Galileo made his telescope by placing a piece of glass called a lens at one end of a long, narrow
tube. A telescope like this is not very powerful, so the view of objects in the sky is not sharp.
And the lens tends to introduce false colors.

Late in the seventeenth century, Isaac Newton, dissatisfied with Galileo's spyglass-type of
design, invented the reflector telescope. Newton's design used a curved mirror to gather light
coming into the tube, providing sharper images of the stars and planets, without the color
distortion of the earlier telescope.
The astronomer William Herschel, who discovered the planet Uranus in 1781, built the largest
reflecting telescopes of his day. He used these instruments to discover new moons around Saturn,
distant double stars, and "island universes" -- what we now call galaxies.

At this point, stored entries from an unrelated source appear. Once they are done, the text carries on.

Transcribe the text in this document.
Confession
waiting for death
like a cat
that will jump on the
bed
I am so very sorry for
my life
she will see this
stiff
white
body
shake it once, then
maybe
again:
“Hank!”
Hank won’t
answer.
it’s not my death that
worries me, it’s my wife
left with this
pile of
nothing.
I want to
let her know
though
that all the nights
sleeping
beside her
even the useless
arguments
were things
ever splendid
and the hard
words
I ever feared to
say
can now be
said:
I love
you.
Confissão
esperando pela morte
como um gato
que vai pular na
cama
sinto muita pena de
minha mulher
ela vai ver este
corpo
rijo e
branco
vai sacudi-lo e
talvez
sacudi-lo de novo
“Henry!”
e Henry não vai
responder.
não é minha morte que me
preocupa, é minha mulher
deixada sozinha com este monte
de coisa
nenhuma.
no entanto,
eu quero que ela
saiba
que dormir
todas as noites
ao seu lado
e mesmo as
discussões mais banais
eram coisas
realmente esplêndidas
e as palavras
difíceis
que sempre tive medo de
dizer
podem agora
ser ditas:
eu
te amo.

Astronomers found that they could use special instruments to see ultraviolet and infrared
light, as well as radio waves, coming from objects in space. These new ways of looking at the
heavens showed us things that our eyes could not see.
By the twentieth century, large observatories were being built all over the world and
astronomers were making many discoveries. But Earth's atmosphere interferes with viewing. The
Hubble Space Telescope orbits Earth, above our atmosphere.
But telescopes have limits and we wanted to know more. As technology developed, NASA
sent spacecraft to our Moon.... and then to other planets.